23 Mart 2013 Cumartesi

Uzmanım Ben Ya!

Yıldız Teknik Üniversitesi Bilgisayar ve Öğretim Teknolojileri Eğitimi Bölümü (BÖTE) mezunu bir gencin çilesinden bahsedeceğim bugün. Buna paralel olarak ise bölümünün adı az duyulmuş bütün arkadaşlarıma ithafen yazıyorum bu yazımı.
Başından başlamak istiyorum, o acı kararı bana aldırtan kapitalist sisteme lanet ederek. Kararım ne miydi? Tabi ki Bilgisayar bölümünü seçmek. Şunu hemen belirtmek istiyorum ki, sıkıntım bölümün içeriği, getirdiği faydaları veya noksanlıklıkları ilgili değil. Sıkıntı tamamen sosyal çevremdi. Bilgisayar bölümünü neden seçtim peki? Cevabı içimde hala bir burukluk meydana getirir, hüzünlendirir beni. Eve bilgisayar alınması meşru kılmak için o yıllarda kurduğum bir plandı. Çünkü annem "ders çalışmak için istiyorum" yalanına kanmamıştı. O dönem bu yalanın geçerliliği çok fazlaydı halbuki (Günümüzde geçerliliği yok, ailenizi kandıracaksanız daha yaratıcı olun). Durum beni daha ince bir plan kurmaya itiyordu. Aklıma yine o dönem revaçta olan bilgisayar bölümü gelmişti. Geleceği olan bir meslek dalı diye de bolca geyik dolaşıyordu bilen bilmeyen herkesin ağazında. Planı işletme vakti geldiğinde soğukkanlı ve acımasız davrandım, davranabildim. Bilgisayar bölümü öğrencisinin bilgisayarı olmaması annemin mantık süzgecinden geçemeyecekti. Bu durumu düşünmesi için ona ufak tefek düşünceler sunacaktım. Inception bir nevi. Bilgisayarı olan arkadaşlarımız daha başarılı, noktasına vurgu yapacak düşünceler olacaktı bunlar. Fikir tohumlarını ektikten sonra düşünmesi için biraz geri çekilecek, uslu bir çocuk olacaktım. Bu sayede vicdan muhasebesi ile başbaşa bırakacaktım annemi. Vicdan her zaman galip gelir buna inanırım ben. Zaman zaman ise teyzelerimin, dayılarımın önünde açardım konuyu ki destek olsunlar. Onların da desteğini almayı başarmıştım. "Uşağa bir bilgisayar al da", "Nedu yani kaç para ki", "Uşak ders etcek da", "Bir bilgisayar alamadın mi uşağa!" ünlemleri en büyük destekçim olmuştu. (da'lar Laz da'sıdır.) Kendimce 1 taşla 2 kuş vurmuştum. Hem geleceği olan bir bölüm seçmiştim hem de istediğim bilgisayarı elde etmiştim. Tüm bu kararları alırken de bir başıma almıştım. Evdekileri ikna etmiştim hem bilgisayar hem de bölüm için. Planım kusursuzca işlemiş emelime ulaşmıştım. Tam bir zafer günüydü, o günlerde..

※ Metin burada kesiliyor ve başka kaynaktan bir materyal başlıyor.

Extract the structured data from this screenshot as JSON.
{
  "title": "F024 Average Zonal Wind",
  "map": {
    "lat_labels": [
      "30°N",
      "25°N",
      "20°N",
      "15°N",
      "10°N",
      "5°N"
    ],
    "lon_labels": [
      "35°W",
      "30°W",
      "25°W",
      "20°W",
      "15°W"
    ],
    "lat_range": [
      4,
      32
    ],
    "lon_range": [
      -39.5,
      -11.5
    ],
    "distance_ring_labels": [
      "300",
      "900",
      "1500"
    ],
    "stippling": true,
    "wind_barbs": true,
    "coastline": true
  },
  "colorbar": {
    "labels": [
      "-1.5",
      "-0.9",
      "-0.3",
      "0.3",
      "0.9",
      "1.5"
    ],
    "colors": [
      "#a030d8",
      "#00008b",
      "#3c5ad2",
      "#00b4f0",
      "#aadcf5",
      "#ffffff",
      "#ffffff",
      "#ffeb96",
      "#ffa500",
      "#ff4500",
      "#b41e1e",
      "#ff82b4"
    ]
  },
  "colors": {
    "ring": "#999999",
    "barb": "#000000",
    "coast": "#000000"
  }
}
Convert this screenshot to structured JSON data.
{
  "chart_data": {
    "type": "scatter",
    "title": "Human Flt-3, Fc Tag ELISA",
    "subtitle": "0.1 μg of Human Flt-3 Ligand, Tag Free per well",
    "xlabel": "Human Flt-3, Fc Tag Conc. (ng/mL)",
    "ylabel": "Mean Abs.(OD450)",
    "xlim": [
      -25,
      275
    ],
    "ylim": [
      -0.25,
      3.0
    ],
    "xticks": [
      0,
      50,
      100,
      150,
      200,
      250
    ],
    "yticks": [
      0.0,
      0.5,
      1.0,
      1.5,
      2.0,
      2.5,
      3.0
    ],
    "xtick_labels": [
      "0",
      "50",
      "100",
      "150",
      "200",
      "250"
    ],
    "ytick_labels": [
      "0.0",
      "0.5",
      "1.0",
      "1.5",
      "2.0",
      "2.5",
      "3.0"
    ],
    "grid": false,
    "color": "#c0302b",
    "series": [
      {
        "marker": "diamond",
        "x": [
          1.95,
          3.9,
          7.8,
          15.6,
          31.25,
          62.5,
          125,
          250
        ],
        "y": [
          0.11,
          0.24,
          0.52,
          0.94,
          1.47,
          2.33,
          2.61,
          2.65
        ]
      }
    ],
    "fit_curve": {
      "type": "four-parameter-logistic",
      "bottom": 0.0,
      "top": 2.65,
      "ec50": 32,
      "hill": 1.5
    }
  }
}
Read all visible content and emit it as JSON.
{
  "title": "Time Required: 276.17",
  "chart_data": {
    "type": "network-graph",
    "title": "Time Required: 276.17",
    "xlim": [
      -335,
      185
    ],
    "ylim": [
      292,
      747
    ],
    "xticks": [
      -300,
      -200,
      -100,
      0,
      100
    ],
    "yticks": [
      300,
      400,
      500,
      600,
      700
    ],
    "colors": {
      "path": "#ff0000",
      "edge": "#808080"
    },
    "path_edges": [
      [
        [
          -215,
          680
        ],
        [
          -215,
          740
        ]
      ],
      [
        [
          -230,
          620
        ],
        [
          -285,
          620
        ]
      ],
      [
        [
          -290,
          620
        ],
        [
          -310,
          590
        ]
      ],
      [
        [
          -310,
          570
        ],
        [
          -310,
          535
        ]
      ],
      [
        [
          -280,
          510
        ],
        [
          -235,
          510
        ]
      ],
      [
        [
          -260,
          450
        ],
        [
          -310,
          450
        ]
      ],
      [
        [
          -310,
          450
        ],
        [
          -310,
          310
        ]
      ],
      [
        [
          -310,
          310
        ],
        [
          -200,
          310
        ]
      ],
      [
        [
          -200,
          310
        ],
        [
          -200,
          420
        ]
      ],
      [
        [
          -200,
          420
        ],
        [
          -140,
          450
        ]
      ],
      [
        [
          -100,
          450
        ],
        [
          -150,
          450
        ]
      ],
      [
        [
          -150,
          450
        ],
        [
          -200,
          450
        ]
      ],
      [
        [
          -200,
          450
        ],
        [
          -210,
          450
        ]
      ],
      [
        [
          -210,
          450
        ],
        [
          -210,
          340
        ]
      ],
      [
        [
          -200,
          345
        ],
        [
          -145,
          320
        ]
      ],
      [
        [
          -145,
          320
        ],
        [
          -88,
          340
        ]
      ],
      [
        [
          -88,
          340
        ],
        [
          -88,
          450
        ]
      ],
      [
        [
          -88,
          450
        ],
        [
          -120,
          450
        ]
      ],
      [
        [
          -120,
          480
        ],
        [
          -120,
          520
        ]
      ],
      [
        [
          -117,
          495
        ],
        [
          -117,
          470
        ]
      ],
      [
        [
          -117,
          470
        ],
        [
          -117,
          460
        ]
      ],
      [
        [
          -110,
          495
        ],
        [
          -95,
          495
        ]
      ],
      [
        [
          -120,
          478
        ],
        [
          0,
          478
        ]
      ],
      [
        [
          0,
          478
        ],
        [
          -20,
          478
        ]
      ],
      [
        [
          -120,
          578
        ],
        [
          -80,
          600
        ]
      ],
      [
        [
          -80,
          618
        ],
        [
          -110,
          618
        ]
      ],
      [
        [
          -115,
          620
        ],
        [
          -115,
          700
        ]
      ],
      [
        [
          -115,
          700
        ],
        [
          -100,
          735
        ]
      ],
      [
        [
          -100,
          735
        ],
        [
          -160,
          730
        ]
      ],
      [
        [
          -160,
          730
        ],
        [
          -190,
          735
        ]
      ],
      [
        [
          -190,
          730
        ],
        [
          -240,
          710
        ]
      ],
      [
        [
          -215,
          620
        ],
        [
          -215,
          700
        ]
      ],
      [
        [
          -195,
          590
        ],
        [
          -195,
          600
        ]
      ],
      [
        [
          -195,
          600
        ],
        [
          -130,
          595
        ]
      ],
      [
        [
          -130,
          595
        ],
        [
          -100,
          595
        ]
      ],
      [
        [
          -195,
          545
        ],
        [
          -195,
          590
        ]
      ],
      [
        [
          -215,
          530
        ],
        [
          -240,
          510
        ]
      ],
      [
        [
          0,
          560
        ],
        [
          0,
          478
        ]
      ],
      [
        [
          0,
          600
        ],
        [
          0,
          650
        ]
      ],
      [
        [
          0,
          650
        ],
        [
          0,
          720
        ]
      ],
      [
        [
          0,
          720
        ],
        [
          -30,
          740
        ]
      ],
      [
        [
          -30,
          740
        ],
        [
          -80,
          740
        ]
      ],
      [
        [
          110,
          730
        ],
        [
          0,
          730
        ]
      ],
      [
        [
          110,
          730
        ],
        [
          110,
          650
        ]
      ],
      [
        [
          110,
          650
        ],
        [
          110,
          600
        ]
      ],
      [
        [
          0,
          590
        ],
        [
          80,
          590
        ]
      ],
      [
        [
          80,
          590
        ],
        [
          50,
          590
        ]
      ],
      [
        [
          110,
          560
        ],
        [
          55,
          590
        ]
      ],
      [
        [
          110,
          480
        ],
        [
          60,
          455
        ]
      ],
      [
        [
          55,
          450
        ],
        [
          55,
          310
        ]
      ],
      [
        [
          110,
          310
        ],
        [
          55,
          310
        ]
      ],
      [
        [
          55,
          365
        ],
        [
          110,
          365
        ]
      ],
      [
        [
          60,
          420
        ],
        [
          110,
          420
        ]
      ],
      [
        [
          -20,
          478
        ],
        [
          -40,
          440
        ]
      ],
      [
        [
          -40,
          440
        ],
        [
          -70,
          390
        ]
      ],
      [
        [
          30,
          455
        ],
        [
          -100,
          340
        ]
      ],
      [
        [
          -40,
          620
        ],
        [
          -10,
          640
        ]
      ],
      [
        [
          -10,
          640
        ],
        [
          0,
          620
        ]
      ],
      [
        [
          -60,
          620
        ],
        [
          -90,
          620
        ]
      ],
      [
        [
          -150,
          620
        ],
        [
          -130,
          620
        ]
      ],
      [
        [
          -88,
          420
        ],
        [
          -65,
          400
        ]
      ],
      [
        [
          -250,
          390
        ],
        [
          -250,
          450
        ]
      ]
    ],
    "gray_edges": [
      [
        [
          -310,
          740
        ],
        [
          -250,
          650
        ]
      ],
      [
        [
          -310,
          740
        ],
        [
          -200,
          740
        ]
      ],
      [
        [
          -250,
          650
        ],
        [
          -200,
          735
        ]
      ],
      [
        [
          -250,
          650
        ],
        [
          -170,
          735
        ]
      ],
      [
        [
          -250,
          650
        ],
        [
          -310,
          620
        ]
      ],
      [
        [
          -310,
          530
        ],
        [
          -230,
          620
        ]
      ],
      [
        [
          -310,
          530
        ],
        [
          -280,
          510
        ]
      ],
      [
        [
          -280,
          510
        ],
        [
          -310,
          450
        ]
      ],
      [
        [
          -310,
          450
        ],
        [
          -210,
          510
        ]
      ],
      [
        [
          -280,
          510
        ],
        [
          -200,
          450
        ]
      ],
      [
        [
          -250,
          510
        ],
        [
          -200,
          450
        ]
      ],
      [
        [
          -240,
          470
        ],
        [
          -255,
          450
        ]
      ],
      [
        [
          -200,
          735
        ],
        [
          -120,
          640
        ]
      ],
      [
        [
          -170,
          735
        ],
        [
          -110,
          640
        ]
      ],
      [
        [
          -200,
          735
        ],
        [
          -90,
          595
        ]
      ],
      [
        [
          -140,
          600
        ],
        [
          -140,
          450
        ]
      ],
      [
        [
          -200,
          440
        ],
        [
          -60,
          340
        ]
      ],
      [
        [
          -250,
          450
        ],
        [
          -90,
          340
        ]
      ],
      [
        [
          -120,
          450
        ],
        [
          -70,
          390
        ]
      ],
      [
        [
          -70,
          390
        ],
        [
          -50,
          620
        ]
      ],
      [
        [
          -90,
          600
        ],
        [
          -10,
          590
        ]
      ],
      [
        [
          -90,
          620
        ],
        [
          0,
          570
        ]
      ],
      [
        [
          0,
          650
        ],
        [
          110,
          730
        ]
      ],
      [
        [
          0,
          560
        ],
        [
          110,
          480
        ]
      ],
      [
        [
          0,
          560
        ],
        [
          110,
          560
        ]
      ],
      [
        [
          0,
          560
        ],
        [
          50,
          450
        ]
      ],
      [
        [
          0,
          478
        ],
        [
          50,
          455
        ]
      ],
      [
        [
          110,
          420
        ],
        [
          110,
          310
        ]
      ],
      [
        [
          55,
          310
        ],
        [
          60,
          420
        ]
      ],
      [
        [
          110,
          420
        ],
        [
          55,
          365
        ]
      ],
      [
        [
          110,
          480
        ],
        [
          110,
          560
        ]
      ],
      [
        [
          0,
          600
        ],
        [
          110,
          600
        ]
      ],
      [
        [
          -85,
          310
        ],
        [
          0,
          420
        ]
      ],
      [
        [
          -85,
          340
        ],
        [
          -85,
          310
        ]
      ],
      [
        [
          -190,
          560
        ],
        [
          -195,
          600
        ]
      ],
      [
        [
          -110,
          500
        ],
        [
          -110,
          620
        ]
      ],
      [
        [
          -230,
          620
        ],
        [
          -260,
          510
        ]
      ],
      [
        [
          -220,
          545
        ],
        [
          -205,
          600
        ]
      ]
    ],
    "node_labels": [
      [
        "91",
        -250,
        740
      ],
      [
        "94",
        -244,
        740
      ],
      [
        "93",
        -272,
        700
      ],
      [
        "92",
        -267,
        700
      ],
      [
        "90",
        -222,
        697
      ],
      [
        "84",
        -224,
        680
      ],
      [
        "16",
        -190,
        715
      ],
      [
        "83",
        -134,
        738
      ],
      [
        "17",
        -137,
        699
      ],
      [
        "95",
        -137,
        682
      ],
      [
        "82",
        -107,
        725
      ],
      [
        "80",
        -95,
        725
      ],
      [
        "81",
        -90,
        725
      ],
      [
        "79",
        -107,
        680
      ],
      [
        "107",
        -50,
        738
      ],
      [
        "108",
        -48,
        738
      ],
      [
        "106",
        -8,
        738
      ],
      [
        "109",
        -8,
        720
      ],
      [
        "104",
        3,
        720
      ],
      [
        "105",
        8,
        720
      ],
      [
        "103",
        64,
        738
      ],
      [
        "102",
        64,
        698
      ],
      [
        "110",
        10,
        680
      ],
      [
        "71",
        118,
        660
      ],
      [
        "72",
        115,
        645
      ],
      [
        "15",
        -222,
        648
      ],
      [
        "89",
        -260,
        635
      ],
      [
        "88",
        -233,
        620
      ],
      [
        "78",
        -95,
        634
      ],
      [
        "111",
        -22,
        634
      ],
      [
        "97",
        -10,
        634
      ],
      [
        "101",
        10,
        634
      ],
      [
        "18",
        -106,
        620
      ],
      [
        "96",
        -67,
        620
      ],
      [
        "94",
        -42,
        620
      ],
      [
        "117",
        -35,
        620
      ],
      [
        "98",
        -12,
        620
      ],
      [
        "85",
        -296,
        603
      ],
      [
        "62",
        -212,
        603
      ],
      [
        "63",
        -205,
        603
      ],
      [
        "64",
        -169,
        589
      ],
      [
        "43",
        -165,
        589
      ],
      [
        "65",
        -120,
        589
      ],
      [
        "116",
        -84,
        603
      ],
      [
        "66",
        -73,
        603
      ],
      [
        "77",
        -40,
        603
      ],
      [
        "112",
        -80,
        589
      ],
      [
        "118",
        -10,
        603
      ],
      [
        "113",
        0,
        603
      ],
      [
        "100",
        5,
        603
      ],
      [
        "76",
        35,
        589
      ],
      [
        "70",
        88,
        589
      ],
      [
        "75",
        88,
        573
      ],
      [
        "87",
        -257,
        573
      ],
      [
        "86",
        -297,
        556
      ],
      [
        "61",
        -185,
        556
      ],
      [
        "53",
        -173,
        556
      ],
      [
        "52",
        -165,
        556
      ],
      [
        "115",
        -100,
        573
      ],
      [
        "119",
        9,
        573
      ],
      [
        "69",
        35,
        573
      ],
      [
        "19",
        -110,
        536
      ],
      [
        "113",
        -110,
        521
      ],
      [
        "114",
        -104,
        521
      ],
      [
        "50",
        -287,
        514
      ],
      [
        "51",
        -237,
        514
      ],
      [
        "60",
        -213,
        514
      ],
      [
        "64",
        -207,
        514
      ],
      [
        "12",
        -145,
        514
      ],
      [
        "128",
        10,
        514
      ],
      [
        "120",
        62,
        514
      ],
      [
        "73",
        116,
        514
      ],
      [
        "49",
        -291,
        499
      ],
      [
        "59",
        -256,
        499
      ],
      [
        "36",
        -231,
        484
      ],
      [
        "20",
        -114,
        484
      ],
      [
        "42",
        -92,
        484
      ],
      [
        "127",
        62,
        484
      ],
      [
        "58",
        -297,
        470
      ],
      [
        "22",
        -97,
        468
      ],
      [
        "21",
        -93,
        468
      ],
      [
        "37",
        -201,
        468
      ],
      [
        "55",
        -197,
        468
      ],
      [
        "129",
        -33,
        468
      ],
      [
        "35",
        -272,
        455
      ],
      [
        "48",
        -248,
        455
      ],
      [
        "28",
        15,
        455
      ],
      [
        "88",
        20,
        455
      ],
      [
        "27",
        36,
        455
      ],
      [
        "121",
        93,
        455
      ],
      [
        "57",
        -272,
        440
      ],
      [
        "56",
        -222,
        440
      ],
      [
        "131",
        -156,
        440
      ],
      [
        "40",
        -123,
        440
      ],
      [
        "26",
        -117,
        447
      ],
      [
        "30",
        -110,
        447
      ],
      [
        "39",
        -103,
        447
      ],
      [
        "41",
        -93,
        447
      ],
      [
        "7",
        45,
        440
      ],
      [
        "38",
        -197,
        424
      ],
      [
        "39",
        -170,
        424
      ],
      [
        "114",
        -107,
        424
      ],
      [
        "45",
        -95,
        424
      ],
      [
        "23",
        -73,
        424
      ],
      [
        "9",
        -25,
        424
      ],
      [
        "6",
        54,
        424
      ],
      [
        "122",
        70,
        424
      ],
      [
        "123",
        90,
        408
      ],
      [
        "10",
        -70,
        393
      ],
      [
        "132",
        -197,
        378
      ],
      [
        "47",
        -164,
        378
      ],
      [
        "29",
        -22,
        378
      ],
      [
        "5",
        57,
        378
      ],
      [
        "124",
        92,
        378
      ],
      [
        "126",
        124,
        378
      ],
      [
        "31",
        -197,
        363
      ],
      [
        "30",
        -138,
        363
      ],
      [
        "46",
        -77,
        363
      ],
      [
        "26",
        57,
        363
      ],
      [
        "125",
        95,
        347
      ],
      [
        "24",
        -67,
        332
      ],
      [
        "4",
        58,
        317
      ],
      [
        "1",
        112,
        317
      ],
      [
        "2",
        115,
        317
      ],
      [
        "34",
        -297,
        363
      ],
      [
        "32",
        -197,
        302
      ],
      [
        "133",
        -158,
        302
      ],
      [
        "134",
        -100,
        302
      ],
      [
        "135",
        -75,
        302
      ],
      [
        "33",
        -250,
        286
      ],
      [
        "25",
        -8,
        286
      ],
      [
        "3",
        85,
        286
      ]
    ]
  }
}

Lise bitti, üniversite yılları başladı. Bir BÖTE'ciydim artık. 5 yıl boyunca Anneme her soruşunda aynı cevabı verdim. Okulum Yıldız Teknik, Bölümüm Böte yani Bilgisayar ve Öğretim Teknolojileri Eğitimi Bölümü. Neden mi tekrarlıyordum? Çünkü Annem beni Yıldız Tepe Üniversitesinde (Zannediyorum Yıldız Teknik ve Yedi Tepe karışımı. Yedi Tepeyi nerden duymuş hiç bilmiyorum) ve bilgisayar mühendisi sanıyordu. Sanmakla kalmayıp tüm çevremize de öyle anlatıyor, aktarıyordu. Duruma bir çözüm getirmeliyim diye düşündüm. Anne, Bilgisayar Öğretmeni de bari soran olursa, diyordum. Acaba benden Lise döneminin intikamını mı alıyordu, sormadan edemedim kendime. Buraya kadar olan bölüm kısmi ölçülerde kabul edilebilir. Asıl can sıkıcı durum şu ki; Bilgisayarcıyız diye bilgisayarın her şeyinde anlıyoruz sanıyor bizi çevremiz. 20 tane makine topladım, monitör tamir ettim, güç kaynağı tamir ettim, modemlere baktım vs vs. Çok uzun bir listedir bu. Bu listede var olan ya da olacak olan çoğu konuyu anlamam, bilmem. Bilmem de beklenemez. Çoğunu bir Türk geleneği olan "Aç-Kapa" yönemiyle hallettim. Kardeşim Elektrik - Elektronik bölümü öğrencisi diye evim tüm elektrik altyapısını döşeteceklerdi az kalsın.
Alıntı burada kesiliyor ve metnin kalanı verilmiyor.